MUMBAI (AFP) - – It's hard to miss the place that the world's fourth richest man and his family will soon call home. The boxy apartment block dominates the skyline above the traffic-choked roads that lead to south Mumbai.
Up close, Mukesh Ambani's palatial 570-feet (174-metre) tower looms even larger over the gnarly banyan trees, whose tendrils hang low over the high whitewashed walls and wrought-iron gates of upmarket Altamount Road.
Ambani, his wife, three children and possibly his elderly mother are said to be weeks away from moving into their new home, which according to reports has six floors of parking, swimming pools, a ballroom, a cinema and three helipads.

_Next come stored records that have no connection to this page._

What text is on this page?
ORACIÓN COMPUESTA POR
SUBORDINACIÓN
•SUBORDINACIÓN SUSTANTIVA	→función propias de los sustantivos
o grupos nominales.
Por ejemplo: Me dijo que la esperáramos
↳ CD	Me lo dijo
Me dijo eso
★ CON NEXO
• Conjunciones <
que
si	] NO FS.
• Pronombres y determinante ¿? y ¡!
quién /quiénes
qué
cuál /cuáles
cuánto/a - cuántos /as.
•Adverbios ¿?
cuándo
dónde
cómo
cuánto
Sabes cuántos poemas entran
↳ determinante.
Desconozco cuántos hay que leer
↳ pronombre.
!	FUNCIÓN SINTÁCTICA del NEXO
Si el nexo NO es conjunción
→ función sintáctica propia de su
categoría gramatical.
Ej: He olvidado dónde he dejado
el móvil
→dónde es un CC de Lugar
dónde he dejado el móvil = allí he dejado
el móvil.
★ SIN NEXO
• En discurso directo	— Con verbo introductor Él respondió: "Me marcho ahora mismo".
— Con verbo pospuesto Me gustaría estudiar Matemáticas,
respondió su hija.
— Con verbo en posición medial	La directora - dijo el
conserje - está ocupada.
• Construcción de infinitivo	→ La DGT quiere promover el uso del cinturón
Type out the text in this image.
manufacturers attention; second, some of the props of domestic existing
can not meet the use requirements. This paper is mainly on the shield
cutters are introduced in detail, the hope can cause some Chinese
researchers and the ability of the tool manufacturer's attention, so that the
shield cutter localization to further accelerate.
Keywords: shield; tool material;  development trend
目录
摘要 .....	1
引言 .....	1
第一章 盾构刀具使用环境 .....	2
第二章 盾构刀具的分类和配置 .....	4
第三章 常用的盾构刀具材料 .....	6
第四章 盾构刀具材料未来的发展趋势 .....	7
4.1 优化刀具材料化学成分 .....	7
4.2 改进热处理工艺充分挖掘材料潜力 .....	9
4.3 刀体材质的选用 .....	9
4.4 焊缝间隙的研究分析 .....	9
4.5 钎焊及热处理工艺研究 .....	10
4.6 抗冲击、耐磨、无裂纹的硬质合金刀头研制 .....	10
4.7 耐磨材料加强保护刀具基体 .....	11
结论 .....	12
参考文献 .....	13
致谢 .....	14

Few people publicly begrudge 53-year-old Ambani his 29-billion-dollar fortune or his success as head of India's largest private company, Reliance Industries Limited.
But the lavish pad, which one British newspaper suggested epitomised "the swagger and confidence of India's economically buoyant upper echelons", is as real for most as the mythical island "Antilia" it is supposedly named after.
Half of the estimated 18 million people in India's crowded financial hub live in sprawling, insanitary slums, with sketchy or non-existent electricity and water supplies.
The gulf between rich and poor is visible just a short walk from Altamount Road, where entire families can be found living under a flyover and on pavements near the foreign consulates and exclusive boutiques.